Unfortunately, despite the talent involved, the series never caught on with the public. NBC cancelled it but the network did telecast all 14 episodes something that is rarely done today. The final show aired on June 14th, 1981. Though not a ratings hit, the series did receive two Emmy nominations; for Outstanding Cinematography For a Series, and Outstanding Sound Mixing.

Today, Horsley says he most remembers the people he worked with on the series. From Conrad on down to the crew members, he says it taught him how to be a television actor.

“I remember the camera scared me so badly, instead of going to my trailer in between scenes, I would sit and watch. I would talk to our wonderful director of photography, Charles Short. He taught me so much. It got me comfortable in front of the camera,” says Horsley.

It also led to a bigger hit for Horsley. He followed up “Wolfe” a year later, playing the lead in another detective series, Aaron Spelling’s “Matt Houston.” The series ran for three years on ABC.

Today, Horsley still acts but says he is at an in-between age (53) where he is too old for some roles but too young for character parts. He has branched off into hosting cable shows about things he loves to do, fishing and bull riding, as well as writing Western novels.

As for Archie Goodwin, today’s TV viewers may see him as actor Timothy Hutton from the critically acclaimed A&E cable network adaptations of Stout’s work. Has Horsley compared Hutton’s Goodwin to his own? He says he doesn’t do that and holds Hutton in the highest regard as an actor.

“I saw only two of the (A&E) shows,” he says. “Character-wise, and the way it was shot, Hutton was much more introspective in how he played Archie. He was wonderful. I think it was just different interpretations. I don’t know if that was directorial or choices he made. I found it interesting but just different.”

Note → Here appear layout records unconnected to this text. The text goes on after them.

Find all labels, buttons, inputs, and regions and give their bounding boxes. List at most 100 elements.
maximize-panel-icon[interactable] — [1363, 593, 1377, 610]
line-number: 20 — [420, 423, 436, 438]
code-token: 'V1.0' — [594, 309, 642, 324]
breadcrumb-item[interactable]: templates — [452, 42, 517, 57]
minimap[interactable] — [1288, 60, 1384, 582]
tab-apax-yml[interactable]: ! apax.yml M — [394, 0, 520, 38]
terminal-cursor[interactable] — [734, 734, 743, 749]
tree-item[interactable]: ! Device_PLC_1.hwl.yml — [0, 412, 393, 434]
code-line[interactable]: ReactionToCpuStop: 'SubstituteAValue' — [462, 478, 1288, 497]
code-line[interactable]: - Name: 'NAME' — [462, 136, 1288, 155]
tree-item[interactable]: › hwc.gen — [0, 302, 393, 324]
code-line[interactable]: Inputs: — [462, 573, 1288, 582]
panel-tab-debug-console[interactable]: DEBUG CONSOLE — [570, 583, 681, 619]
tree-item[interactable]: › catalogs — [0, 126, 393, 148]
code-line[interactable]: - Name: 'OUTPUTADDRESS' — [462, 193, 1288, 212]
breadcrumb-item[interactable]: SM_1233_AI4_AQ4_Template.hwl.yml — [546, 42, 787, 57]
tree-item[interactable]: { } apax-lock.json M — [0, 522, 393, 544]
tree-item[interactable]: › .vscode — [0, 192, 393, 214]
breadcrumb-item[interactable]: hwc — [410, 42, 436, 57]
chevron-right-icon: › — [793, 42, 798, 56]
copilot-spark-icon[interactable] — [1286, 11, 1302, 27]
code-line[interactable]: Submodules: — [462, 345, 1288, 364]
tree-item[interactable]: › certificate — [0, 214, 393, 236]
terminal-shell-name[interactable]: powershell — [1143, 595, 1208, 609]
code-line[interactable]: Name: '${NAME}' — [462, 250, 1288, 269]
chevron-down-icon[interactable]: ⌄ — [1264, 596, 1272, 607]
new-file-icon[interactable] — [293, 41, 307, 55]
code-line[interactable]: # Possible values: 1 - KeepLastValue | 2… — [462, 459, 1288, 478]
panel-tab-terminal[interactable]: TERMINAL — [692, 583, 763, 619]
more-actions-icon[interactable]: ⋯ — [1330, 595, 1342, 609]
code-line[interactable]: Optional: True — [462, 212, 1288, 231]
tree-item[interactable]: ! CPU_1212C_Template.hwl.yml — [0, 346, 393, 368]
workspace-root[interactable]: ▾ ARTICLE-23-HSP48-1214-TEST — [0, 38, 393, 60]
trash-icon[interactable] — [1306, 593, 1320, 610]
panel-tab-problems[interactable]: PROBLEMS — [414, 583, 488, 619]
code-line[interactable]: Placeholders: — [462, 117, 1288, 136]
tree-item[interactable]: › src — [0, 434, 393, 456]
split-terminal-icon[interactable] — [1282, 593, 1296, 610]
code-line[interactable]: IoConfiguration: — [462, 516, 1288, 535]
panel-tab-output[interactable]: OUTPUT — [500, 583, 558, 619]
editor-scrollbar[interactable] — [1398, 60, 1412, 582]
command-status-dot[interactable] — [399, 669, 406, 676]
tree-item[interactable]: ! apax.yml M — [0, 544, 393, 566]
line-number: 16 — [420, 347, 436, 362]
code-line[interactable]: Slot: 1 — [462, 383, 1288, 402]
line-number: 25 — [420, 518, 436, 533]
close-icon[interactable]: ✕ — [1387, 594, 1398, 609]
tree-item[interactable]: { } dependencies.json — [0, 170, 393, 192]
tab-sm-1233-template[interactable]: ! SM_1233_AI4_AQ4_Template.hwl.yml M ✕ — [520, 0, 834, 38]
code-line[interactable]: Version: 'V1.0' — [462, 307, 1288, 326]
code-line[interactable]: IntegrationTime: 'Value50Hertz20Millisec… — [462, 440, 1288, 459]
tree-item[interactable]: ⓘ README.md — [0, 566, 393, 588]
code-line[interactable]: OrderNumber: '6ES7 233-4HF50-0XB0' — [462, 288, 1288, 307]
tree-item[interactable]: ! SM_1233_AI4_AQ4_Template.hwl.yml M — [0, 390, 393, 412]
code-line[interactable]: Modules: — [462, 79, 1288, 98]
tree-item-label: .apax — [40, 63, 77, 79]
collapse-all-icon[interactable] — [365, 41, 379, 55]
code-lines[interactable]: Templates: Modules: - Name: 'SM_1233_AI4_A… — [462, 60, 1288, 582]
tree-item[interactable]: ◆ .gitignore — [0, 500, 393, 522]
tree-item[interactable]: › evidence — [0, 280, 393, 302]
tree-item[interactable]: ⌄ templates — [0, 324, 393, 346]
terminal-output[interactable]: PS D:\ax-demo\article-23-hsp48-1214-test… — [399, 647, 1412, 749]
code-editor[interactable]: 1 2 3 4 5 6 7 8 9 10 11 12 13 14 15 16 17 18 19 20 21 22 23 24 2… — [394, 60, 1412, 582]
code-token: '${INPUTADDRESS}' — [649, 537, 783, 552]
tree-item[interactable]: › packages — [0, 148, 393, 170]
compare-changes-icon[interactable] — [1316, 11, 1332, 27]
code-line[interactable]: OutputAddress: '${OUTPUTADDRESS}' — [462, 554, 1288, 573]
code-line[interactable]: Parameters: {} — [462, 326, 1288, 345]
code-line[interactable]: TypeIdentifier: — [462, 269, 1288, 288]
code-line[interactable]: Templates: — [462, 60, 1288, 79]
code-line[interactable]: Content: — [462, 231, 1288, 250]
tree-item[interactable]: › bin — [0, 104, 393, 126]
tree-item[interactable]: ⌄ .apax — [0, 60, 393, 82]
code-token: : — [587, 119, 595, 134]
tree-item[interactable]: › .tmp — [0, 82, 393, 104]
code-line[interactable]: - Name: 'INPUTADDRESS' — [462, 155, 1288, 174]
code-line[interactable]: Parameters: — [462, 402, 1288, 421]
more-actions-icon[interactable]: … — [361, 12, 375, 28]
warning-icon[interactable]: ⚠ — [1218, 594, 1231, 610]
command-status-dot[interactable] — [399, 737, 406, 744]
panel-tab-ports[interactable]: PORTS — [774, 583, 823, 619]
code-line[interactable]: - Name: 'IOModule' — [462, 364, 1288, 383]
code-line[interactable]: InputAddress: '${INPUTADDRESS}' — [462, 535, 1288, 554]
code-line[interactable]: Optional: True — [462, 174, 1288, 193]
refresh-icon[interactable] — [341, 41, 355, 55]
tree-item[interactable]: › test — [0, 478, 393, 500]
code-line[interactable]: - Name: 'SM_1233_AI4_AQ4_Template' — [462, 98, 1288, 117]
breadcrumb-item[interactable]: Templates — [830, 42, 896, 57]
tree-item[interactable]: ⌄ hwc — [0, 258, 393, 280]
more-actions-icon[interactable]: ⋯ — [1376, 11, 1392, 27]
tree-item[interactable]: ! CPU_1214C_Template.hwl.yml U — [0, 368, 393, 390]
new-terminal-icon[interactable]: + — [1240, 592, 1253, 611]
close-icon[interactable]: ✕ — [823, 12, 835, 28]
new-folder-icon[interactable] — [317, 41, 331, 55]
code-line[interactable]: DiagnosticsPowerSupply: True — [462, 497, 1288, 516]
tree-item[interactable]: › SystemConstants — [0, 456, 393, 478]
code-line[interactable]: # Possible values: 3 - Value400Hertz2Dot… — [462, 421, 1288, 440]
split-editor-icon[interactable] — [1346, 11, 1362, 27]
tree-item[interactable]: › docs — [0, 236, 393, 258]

He hasn’t even seen his own “Nero Wolfe” shows until about a year ago when a fan sent him copies taped from TV Land. He recalls the experience being a wonderful training ground, where he met many creative and generous people who gave him valuable insight into the creative process of acting. If it also helped sell more Rex Stout novels, Horsley today finds that - in the words of Wolfe- “very satisfactory.”


A-List Customer
Houston, Texas
This does not bode well for me.

I have autographed pictures from Peter Falk and Tony Shaloub. I am only missing a Hutton & Chaykin to complete my trifecta of favorite TV detectives.

One day, one day...

Brian Sheridan

One Too Many
Erie, PA
Kermez said:
I have autographed pictures from Peter Falk and Tony Shaloub. I am only missing a Hutton & Chaykin to complete my trifecta of favorite TV detectives.

One day, one day...

Wouldn't that be a quad-fecta?lol

I just an autographed copy of Robert Wagner's book. Alexander Mundy, Peterson Ryan, and Jonathan Hart...what a cool guy!